Kernel Log – Coming in 3.6 (Part 1): Filesystems and storage
by Thorsten Leemhuis
Linux 3.6 introduces quota and backup functions for Btrfs as well as security enhancements for temp directories. New interfaces enable the kernel to be made aware of changes to the sizes of used partitions.
Last Friday, Linus Torvalds released the second pre-release version of Linux 3.6. Torvalds' summer holiday meant that this was released two weeks, rather than the usual one, after the first release candidate. The volume of changes that has since found its way into the main development tree remains at the normal level.
As usual, Torvalds and his fellow developers merged all of the major new features intended for Linux 3.6 at the beginning of its development cycle; it is rare for the kernel developers to add, or revert, any major changes or new features during the stabilisation phase.

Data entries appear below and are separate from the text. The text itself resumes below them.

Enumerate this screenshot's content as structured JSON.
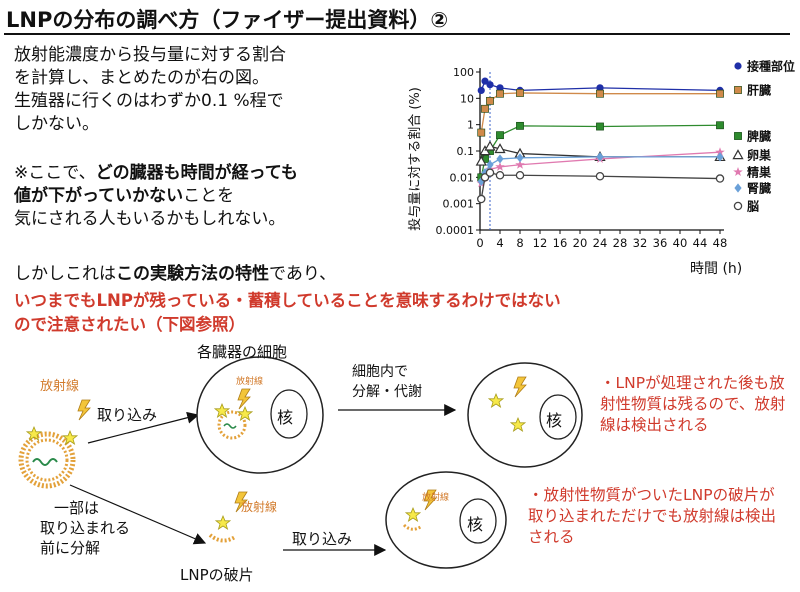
{
  "title": "LNPの分布の調べ方（ファイザー提出資料）②",
  "intro": {
    "line1": "放射能濃度から投与量に対する割合",
    "line2": "を計算し、まとめたのが右の図。",
    "line3": "生殖器に行くのはわずか0.1 %程で",
    "line4": "しかない。"
  },
  "remark": {
    "l1_pre": "※ここで、",
    "l1_bold": "どの臓器も時間が経っても",
    "l2_bold": "値が下がっていかない",
    "l2_post": "ことを",
    "l3": "気にされる人もいるかもしれない。"
  },
  "statement": {
    "pre": "しかしこれは",
    "bold": "この実験方法の特性",
    "post": "であり、",
    "red1": "いつまでもLNPが残っている・蓄積していることを意味するわけではない",
    "red2": "ので注意されたい（下図参照）"
  },
  "diagram": {
    "organ_cells_label": "各臓器の細胞",
    "radiation_label": "放射線",
    "uptake_label": "取り込み",
    "uptake_label2": "取り込み",
    "nucleus": "核",
    "decomp_line1": "細胞内で",
    "decomp_line2": "分解・代謝",
    "partial_1": "一部は",
    "partial_2": "取り込まれる",
    "partial_3": "前に分解",
    "fragment_label": "LNPの破片",
    "note1": "・LNPが処理された後も放射性物質は残るので、放射線は検出される",
    "note2": "・放射性物質がついたLNPの破片が取り込まれただけでも放射線は検出される"
  },
  "chart_data": {
    "type": "line",
    "xlabel": "時間 (h)",
    "ylabel": "投与量に対する割合 (%)",
    "yscale": "log",
    "ylim": [
      0.0001,
      100
    ],
    "xlim": [
      0,
      48
    ],
    "xticks": [
      "0",
      "4",
      "8",
      "12",
      "16",
      "20",
      "24",
      "28",
      "32",
      "36",
      "40",
      "44",
      "48"
    ],
    "yticks": [
      "0.0001",
      "0.001",
      "0.01",
      "0.1",
      "1",
      "10",
      "100"
    ],
    "series": [
      {
        "name": "接種部位",
        "color": "#1f2fa8",
        "marker": "circle-filled",
        "x": [
          0.25,
          1,
          2,
          4,
          8,
          24,
          48
        ],
        "y": [
          20,
          45,
          33,
          25,
          20,
          25,
          20
        ]
      },
      {
        "name": "肝臓",
        "color": "#d08a4a",
        "marker": "square-filled",
        "x": [
          0.25,
          1,
          2,
          4,
          8,
          24,
          48
        ],
        "y": [
          0.5,
          4,
          8,
          15,
          16,
          15,
          15
        ]
      },
      {
        "name": "脾臓",
        "color": "#2e8b2e",
        "marker": "square-filled",
        "x": [
          0.25,
          1,
          2,
          4,
          8,
          24,
          48
        ],
        "y": [
          0.01,
          0.05,
          0.1,
          0.4,
          0.9,
          0.85,
          0.95
        ]
      },
      {
        "name": "卵巣",
        "color": "#333333",
        "marker": "triangle",
        "x": [
          0.25,
          1,
          2,
          4,
          8,
          24,
          48
        ],
        "y": [
          0.04,
          0.1,
          0.15,
          0.12,
          0.08,
          0.06,
          0.06
        ]
      },
      {
        "name": "精巣",
        "color": "#e07ab0",
        "marker": "star",
        "x": [
          0.25,
          1,
          2,
          4,
          8,
          24,
          48
        ],
        "y": [
          0.006,
          0.01,
          0.02,
          0.025,
          0.03,
          0.05,
          0.09
        ]
      },
      {
        "name": "腎臓",
        "color": "#6aa0d8",
        "marker": "diamond",
        "x": [
          0.25,
          1,
          2,
          4,
          8,
          24,
          48
        ],
        "y": [
          0.007,
          0.015,
          0.03,
          0.05,
          0.055,
          0.06,
          0.06
        ]
      },
      {
        "name": "脳",
        "color": "#444444",
        "marker": "circle-open",
        "x": [
          0.25,
          1,
          2,
          4,
          8,
          24,
          48
        ],
        "y": [
          0.0015,
          0.01,
          0.015,
          0.012,
          0.012,
          0.011,
          0.009
        ]
      }
    ]
  }
}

The Kernel Log can, therefore, already provide a comprehensive overview of the key changes and most important new features of Linux 3.6, which is expected to arrive in the second half of September. As usual, the Kernel Log overview will be presented in a series of articles that will cover the various kernel areas. The first article below describes the major changes in the kernel's filesystems and storage support; subsequent articles will look at the kernel's graphics drivers, network support, architecture code and other hardware drivers.
Btrfs
The still experimental Btrfs filesystem now supports quotas for subvolumes (separate areas within the filesystem), setting out how much space they are permitted to occupy (1, 2 and others). A further new feature in Btrfs is "send/receive" (1 and others). This enables userspace programs to determine the difference between two snapshots, to save these differences to a file and to restore these backups as required. This is particularly useful for incremental, atomic backups. A more detailed explanation of this function, which is also available in ZFS, can be found in this LWN.net article. The userspace tool for making use of this currently remains confined to the Btrfs filesystem tools development tree. Details about this and other changes relating to Btrfs are discussed by Btrfs maintainer Chris Mason in his main git pull request.
Ext4
According to the commit comments, the ext4 code no longer stores quota information in visible files, but instead stores it in the form of hidden inodes in the metadata. The result is that quota support has been upgraded to a "first class supported feature". A further change to the ext4 code improves performance when overwriting files, as explained by Theodore Ts'o.
Do not follow!
One of the new functions implemented in Linux 3.6 is based on an idea that dates back to 1996 – the kernel can now be configured to not follow hardlinks and softlinks in directories with a set "sticky" bit (such as /tmp/), when those links point somewhere higher up the directory tree. As LWN.net explains in this article, this feature, which can be activated via sysctl, puts a stop to a common trick used by attackers to escalate their privileges by using background services running as root.
Resizing
A new interface allows userspace programs to notify the kernel when the size of a partition they are using changes, allowing the kernel to become aware of changes to the size of mounted or other partitions at runtime and to act accordingly. The program resizepart, which will make use of this new interface, has been included in the recently released second pre-release version of util-linux 2.22-rc2.
Miscellaneous
- Changes to the software RAID code in the MD subsystem should improve the performance of RAID arrays in which one or all of the storage devices are SSDs.
- Device mapper is now able to utilise the RAID 10 functionality provided by the MD subsystem.
- Following several years of development, a large patch collection has now been merged into the memory management and filesystem code in Linux 3.6, with the result that it should now be possible to reliably save swap files to NFS shares (1 and others). This is useful in areas such as thin clients with no local storage.
- The virtio-scsi driver, merged into the kernel in Linux 3.4, now supports hotplugging, allowing disks to be added to, or removed from, virtualised systems at runtime.
- More than one week after the merge window had been closed, Linus Torvalds merged the fabric driver tcm_vhost. The code is classified as staging, but is not living in the staging tree of the kernel. It allows SCSI devices on a host system to be used with minimum overhead by guest systems virtualised using KVM. Nicholas A. Bellinger has published some benchmarking results obtained using the new driver.
- Aacraid, a driver for Adaptec storage adaptors (among others), now supports the "async (performance)" mode offered by series 7 models.
- Restructuring work on VFS (virtual filesystem) and filesystem code based on it has enabled developers to remove kernel daemon pdflush, which previously triggered a write to the superblock every five seconds when changes were made to data stored there. This regular wake call was unhelpful from an energy-saving point of view.
- The XFS status update for July 2012 mentions a number of changes to XFS which have been merged into Linux 3.6, including performance improvements for the inode allocator.